Instructions for authors

Author Guidelines
• Manuscripts intended for publication in Archives of Acoustics should be submitted in pdf format by an on-line procedure.
• Manuscript should be original, and should not be submitted either previously or simultaneously elsewhere, neither in whole, nor in part.
• Submitted papers must be written in good English and proofread by a native speaker.
• Basically, the papers should not exceed 40 000 typographic signs.
• Postal addresses, affiliations and email addresses for each author are required.
• Detailed information see Article Requirements.
• Manuscript should be accompanied by a cover letter containing the information:
o why the paper is submitted to ARCHIVES OF ACOUSTICS,
o suggestion on the field of acoustics related to the topic of the submitted paper,
o the statement that the manuscript is original, the submission has not been previously published, nor was sent to another journal for consideration,
o 3–5 names of suggested reviewers together with their affiliations, full postal and e-mail addresses; at least 3 suggested reviewers should be affiliated with other scientific institutions than the affiliations of the authors,
o author’s suggestion to classification of the paper as the research paper, review paper or technical note.

Article Requirements
1. At submission time only a PDF file is required. After acceptance, authors must submit all source material (see information about Figures). Authors can use their preferred manuscript-preparation software. The journal itself is produced in LaTeX, so accepted articles will be converted to LaTeX at production time.
2. The title of the paper should be as short as possible.
3. Full names and surnames should be given.
4. The full postal address of each affiliation, including the country name should be provided. Affiliations should contain the full postal address, as well as an e-mail address of one author designated as corresponding author.
5. The text should be preceded by a concise abstract (less than 200 words).
6. Keywords should be given.
7. The formulae to be numbered are those referred to in the paper, as well as the final formulae.
8. All notations should be written very distinctly.
9. References in the text (author(s) and year of publication) are to be cited between parentheses.

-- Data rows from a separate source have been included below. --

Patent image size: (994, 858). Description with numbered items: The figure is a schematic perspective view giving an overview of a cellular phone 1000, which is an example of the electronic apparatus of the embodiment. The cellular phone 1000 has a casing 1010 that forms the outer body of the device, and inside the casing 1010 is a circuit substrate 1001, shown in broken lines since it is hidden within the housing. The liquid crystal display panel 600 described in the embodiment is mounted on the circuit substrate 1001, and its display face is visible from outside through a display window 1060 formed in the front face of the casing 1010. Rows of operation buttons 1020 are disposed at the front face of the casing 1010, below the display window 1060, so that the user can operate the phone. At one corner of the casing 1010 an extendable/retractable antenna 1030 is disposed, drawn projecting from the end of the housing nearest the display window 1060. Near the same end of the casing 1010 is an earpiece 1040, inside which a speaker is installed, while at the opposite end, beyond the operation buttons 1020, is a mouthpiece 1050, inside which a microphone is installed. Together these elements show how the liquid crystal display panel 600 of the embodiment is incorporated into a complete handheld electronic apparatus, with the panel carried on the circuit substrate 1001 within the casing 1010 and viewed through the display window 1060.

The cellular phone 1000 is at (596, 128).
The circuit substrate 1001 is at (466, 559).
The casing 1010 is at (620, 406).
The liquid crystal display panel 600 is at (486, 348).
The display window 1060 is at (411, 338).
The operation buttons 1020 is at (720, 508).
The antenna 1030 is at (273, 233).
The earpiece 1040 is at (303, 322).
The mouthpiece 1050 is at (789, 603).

Items appearing in the reference list should be complete, including surname and the initials of the first name of the author, the full title of the paper/book in English followed by the information on the original paper language. In case of a book, the publisher's name, the place and year of publication should be given. In case of a periodical, the full title of the periodical, consecutive volume number, current issue number, pages, and year of publication should be given. All references in the bibliography should be cited in the text, and arranged in alphabetical order by authors' last name.

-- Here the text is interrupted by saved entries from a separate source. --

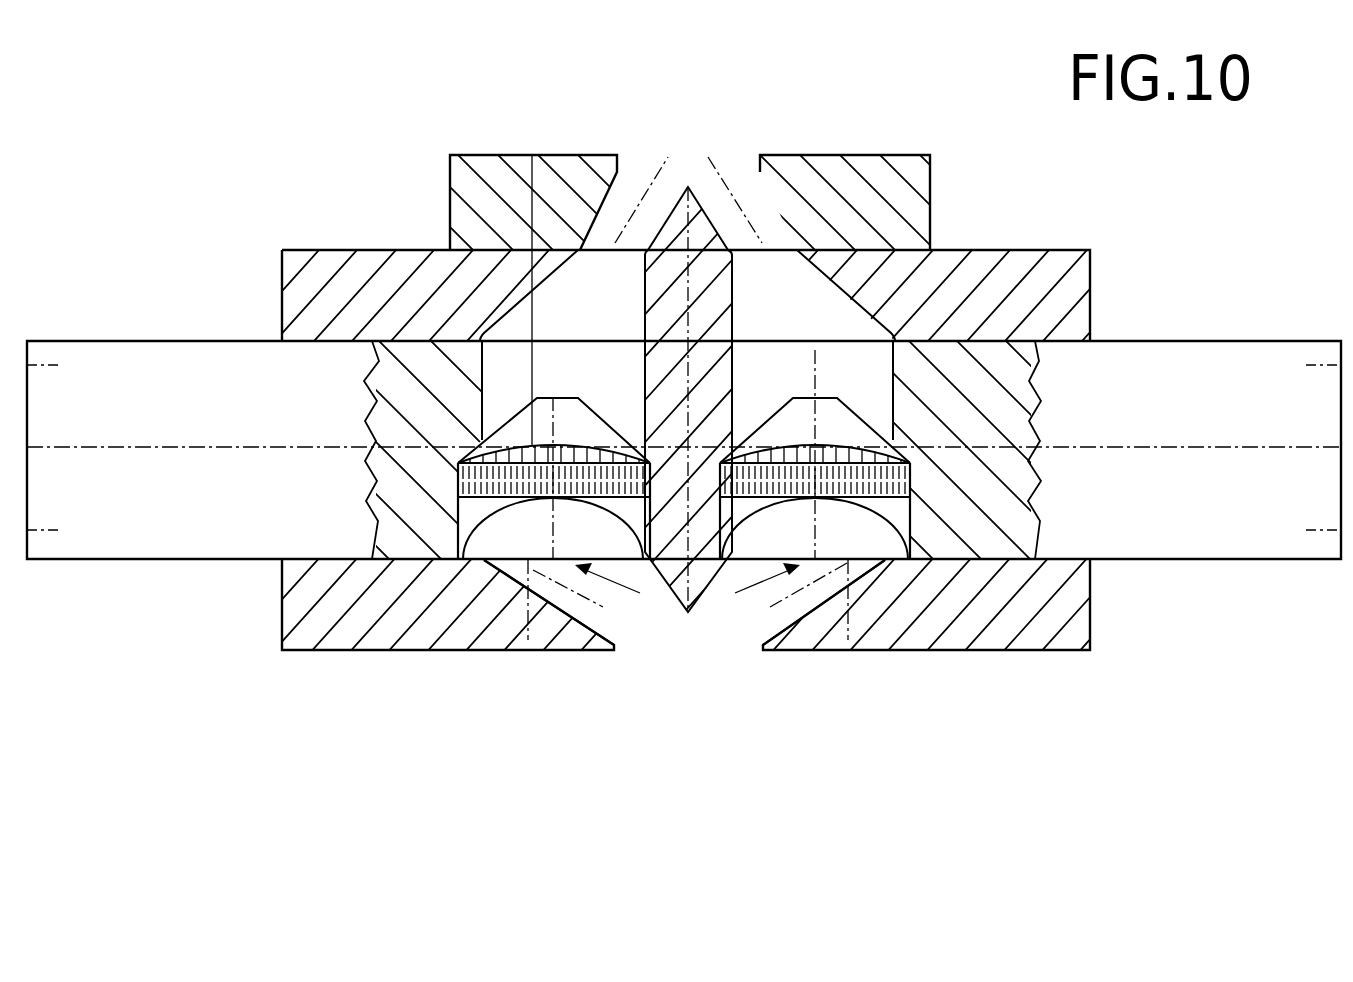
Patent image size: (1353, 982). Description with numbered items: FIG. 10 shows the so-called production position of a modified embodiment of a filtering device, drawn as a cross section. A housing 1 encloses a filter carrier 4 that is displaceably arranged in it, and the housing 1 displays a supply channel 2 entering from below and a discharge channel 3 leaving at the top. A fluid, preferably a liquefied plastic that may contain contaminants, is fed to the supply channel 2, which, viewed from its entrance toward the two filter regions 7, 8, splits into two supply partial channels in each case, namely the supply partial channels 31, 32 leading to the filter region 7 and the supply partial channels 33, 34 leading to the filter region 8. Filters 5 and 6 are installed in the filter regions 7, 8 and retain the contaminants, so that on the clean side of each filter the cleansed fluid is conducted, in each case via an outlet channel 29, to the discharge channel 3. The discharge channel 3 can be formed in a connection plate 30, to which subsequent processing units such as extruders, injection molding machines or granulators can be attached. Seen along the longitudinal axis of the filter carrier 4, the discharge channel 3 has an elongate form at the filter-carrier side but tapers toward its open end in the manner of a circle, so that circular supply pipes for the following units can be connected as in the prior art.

The housing 1 is at (1086, 227).
The supply channel 2 is at (695, 685).
The discharge channel 3 is at (708, 124).
The filter carrier 4 is at (1212, 353).
The filter 5 is at (507, 497).
The filter 6 is at (880, 503).
The filter region 7 is at (554, 430).
The filter region 8 is at (815, 430).
The outlet channel 29 is at (687, 390).
The connection plate 30 is at (913, 203).
The supply partial channel 31 is at (563, 598).
The supply partial channel 32 is at (614, 570).
The supply partial channel 33 is at (758, 568).
The supply partial channel 34 is at (813, 587).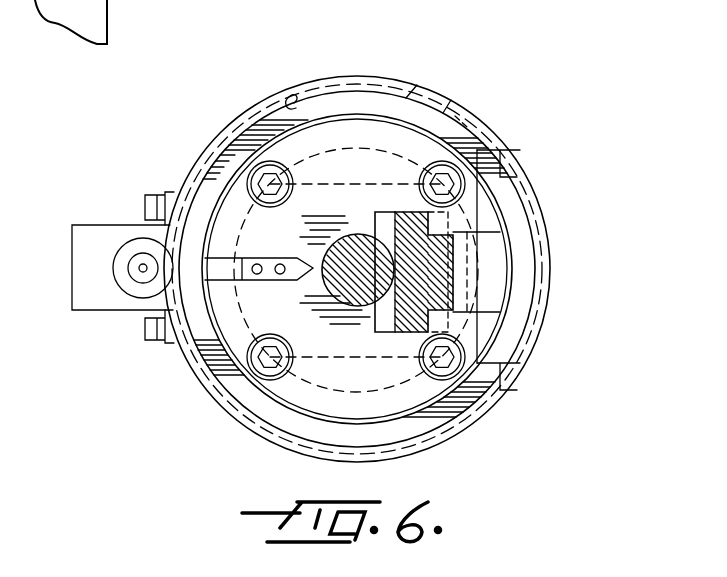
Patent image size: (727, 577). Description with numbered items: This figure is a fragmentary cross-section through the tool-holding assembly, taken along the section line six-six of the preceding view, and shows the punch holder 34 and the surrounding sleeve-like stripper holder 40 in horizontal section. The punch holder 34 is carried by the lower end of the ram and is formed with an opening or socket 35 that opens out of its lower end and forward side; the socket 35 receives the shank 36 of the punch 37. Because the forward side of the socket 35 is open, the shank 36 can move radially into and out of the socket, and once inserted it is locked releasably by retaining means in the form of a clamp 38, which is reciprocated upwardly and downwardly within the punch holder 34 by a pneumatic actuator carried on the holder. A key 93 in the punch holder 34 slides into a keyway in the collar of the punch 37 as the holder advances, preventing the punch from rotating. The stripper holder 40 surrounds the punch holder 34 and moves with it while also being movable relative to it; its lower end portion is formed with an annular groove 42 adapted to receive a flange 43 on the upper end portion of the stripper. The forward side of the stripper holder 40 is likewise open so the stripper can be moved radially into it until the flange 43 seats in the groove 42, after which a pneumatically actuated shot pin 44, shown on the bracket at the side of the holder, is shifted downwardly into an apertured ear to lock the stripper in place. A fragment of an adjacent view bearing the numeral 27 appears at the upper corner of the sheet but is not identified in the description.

For more information on references see http://acoustics.ippt.gov.pl/public/Instructions.pdf.
10. Figures must be of publication quality. Each figure should be saved in separate file and captioned and numbered so that it can float. After acceptance, Authors will need to submit the original source files for all photos, diagrams and graphs in manuscript.
For diagrams and graphs vector EPS or vector PDF files are the most useful. Make sure that what you're saving is vector graphics and not a bitmap. Please also include the original data for any plots. This is particularly important if you are unable to save Excel-generated plots in vector format. Saving them as bitmaps is not useful; please send the Excel (.xls) spreadsheets instead.
Photographs should be high-quality – with resolution no lower than 300 dpi.
Pack all figure files into a single archive (zip, tar, rar or other format) and then upload on the magazine web site.